About Taekwondo

A Brief History of Tae Kwon Do

While the arts' roots began 2,300 years ago in Korea, and existed throughout the its history as a means of having personal safety whether from invaders, or rival warlords, the martial art known as Taekwondo has only been known by that name since 1955.

Within Korea in the past there were five major martial art academies known as Kwans.

They were called;

  • Mooduk Kwan,
  • Jido Kwan,
  • Changmu Kwan,
  • Chungdo Kwan, and
  • Songmu Kwan.

Within each of these schools lie a variety of styles such as KongSooDo, Tae Kyon, SooBakDo, TangSooDo, KwonPup, etc.

The way of teaching and employing many of the techniques varied as much as the schools did. So in 1946 an attempt was made to unify Dojangs (training halls) and standardize instructional methods. Some of the leaders wanted to uphold the martial art character of the schools while others wished to create a combat sport. These meetings met with no success and no unifying decision could be made.

In 1955 a board of instructors, historians and prominent society members sat down to coordinate all the schools and selected a name for the hopefully unified art.

In April 1955 a new name was formed from a group of names by the board, it was called Taekwondo.

In 1962 the Korean Taekwondo Association (K.T.A.) was formed and lasted for eleven years as the association of authority on the art. On May 28, 1973 the World Taekwondo Federation was officially established at the Kukkiwon (headquarters) by Dr. Un Yon Kim. Located in Seoul, Korea.

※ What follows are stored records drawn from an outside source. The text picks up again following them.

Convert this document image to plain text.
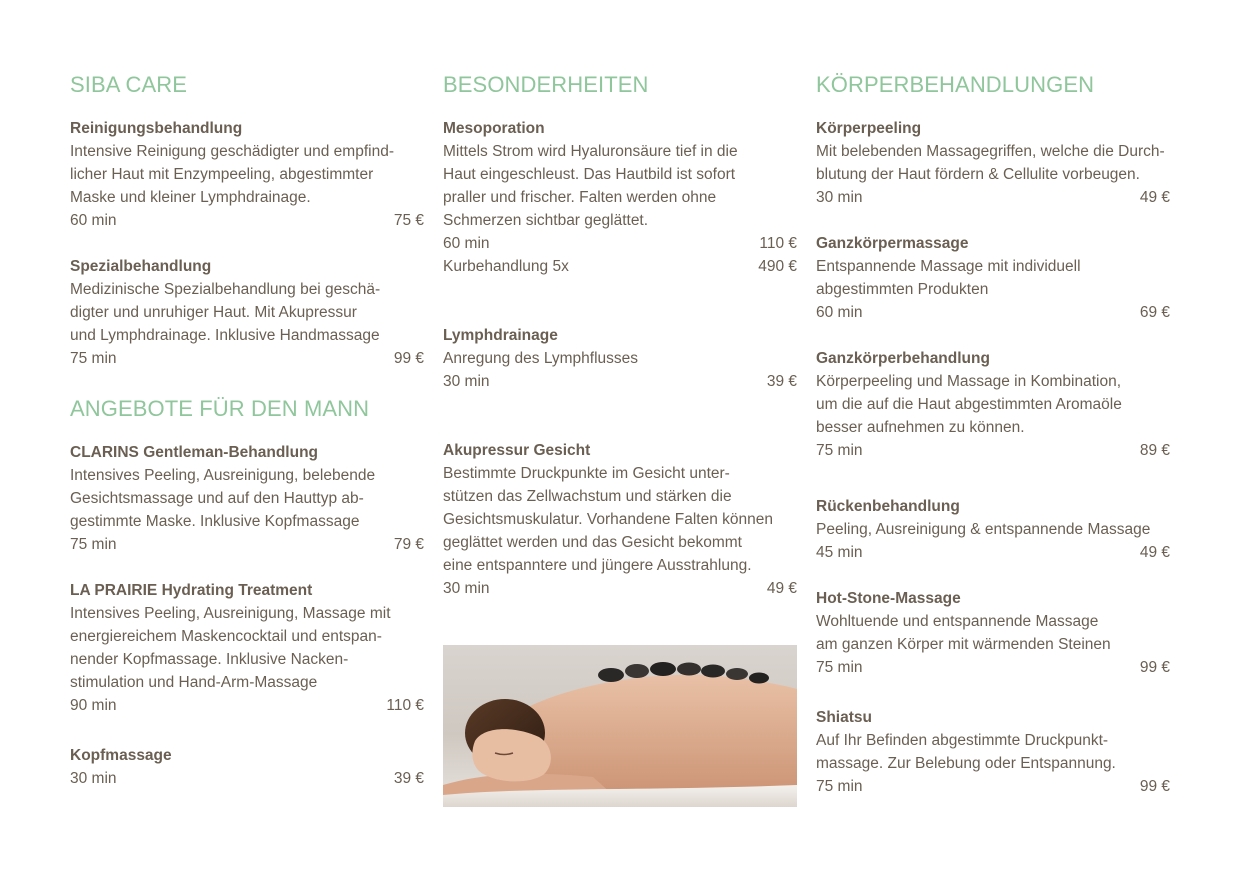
SIBA CARE
Reinigungsbehandlung

Intensive Reinigung geschädigter und empfind-

licher Haut mit Enzympeeling, abgestimmter

Maske und kleiner Lymphdrainage.

60 min	75 €
Spezialbehandlung

Medizinische Spezialbehandlung bei geschä-

digter und unruhiger Haut. Mit Akupressur

und Lymphdrainage. Inklusive Handmassage

75 min	99 €
ANGEBOTE FÜR DEN MANN
CLARINS Gentleman-Behandlung

Intensives Peeling, Ausreinigung, belebende

Gesichtsmassage und auf den Hauttyp ab-

gestimmte Maske. Inklusive Kopfmassage

75 min	79 €
LA PRAIRIE Hydrating Treatment

Intensives Peeling, Ausreinigung, Massage mit

energiereichem Maskencocktail und entspan-

nender Kopfmassage. Inklusive Nacken-

stimulation und Hand-Arm-Massage

90 min	110 €
Kopfmassage
30 min	39 €
BESONDERHEITEN
Mesoporation

Mittels Strom wird Hyaluronsäure tief in die

Haut eingeschleust. Das Hautbild ist sofort

praller und frischer. Falten werden ohne

Schmerzen sichtbar geglättet.

60 min	110 €
Kurbehandlung 5x	490 €
Lymphdrainage

Anregung des Lymphflusses

30 min	39 €
Akupressur Gesicht

Bestimmte Druckpunkte im Gesicht unter-

stützen das Zellwachstum und stärken die

Gesichtsmuskulatur. Vorhandene Falten können

geglättet werden und das Gesicht bekommt

eine entspanntere und jüngere Ausstrahlung.

30 min	49 €
KÖRPERBEHANDLUNGEN
Körperpeeling

Mit belebenden Massagegriffen, welche die Durch-

blutung der Haut fördern & Cellulite vorbeugen.

30 min	49 €
Ganzkörpermassage

Entspannende Massage mit individuell

abgestimmten Produkten

60 min	69 €
Ganzkörperbehandlung

Körperpeeling und Massage in Kombination,

um die auf die Haut abgestimmten Aromaöle

besser aufnehmen zu können.

75 min	89 €
Rückenbehandlung

Peeling, Ausreinigung & entspannende Massage

45 min	49 €
Hot-Stone-Massage

Wohltuende und entspannende Massage

am ganzen Körper mit wärmenden Steinen

75 min	99 €
Shiatsu

Auf Ihr Befinden abgestimmte Druckpunkt-

massage. Zur Belebung oder Entspannung.

75 min	99 €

The Kukkiwon is the governing board and world headquarters of Tae Kwon Do until this day.

The World Taekwondo Federation is the governing body which preserves Taekwondo's roots and development, controls testing and testing requirements, and promotes the study of Taekwondo all over the world.

What is Tae Kwon Do

Taekwondo is a systematic and scientific Korean traditional martial arts, that teaches more than physical fighting skills. It is a discipline that shows ways of enhancing your spirit and life through training your body and mind.

Today, it has become a global sport that has gained an international reputation, and stands among the official games in the Olympics.

The word "Tae" "Kwon" "Do" itself is composed of three parts.

"Tae" means "foot," "leg," or "to step on", "Kwon" means "fist," or "fight"; and "Do" means the "way" or "discipline."

If we put these three parts together, we can see two important concepts behind "Tae Kwon Do".

Taekwondo can be characterized by unity: the unity of body, mind, and life, and the unity of the pose ["poomsae"]. When you do Taekwondo, you should make your mind peaceful and synchronize your mind with your movements, and extend this harmony to your life and society.

This is how in Taekwondo the principle of physical movements, the principle of mind training, and the principle of life become one and the same.

The Role of Tae Kwon Do in a Korean Upbringing

In most schools in Korea Tae Kwon Do is a mandatory class like PE is in American. Students usually train for at least an hour a day during their regular school day even if they do not train in a Dojang after school.

While in the past it was hard to find a Korean male that did not at least know some rudimentary Tae Kwon Do, now in Korea the same can be said for the girls as well as the boys. As Korea has become more egalitarian between the sexes it is now training its girls alongside its boys and many all girls boarding schools have some of the best Tae Kwon Do teams in the country.

For those who do not become proficient in elementary and grade school the males will receive advanced Tae Kwon Do training during their compulsory military training when they complete high school. The Korean military places great emphasis on the martial arts and Tae Kwon Do in particular.

The Role Of Tae Kwon Do in Korean Society

While the role of martial arts in Korea, and Tae Kwon Do in particular is for the most part no longer about day-to-day personal safety, it very much is still woven throughout the fabric of Korean Society. One needs to just stroll through any green space in the City of Seoul on any given day to see the art being practiced still by young and old.

It is the premier sport in a country that is crazy about its sports. Koreans take great pride in their national sport that is now practiced in 188 countries worldwide but truly revered in its homeland. As baseball is to America, Tae Kwon Do is to Korea. Inextricably woven together through sport, culture, and history.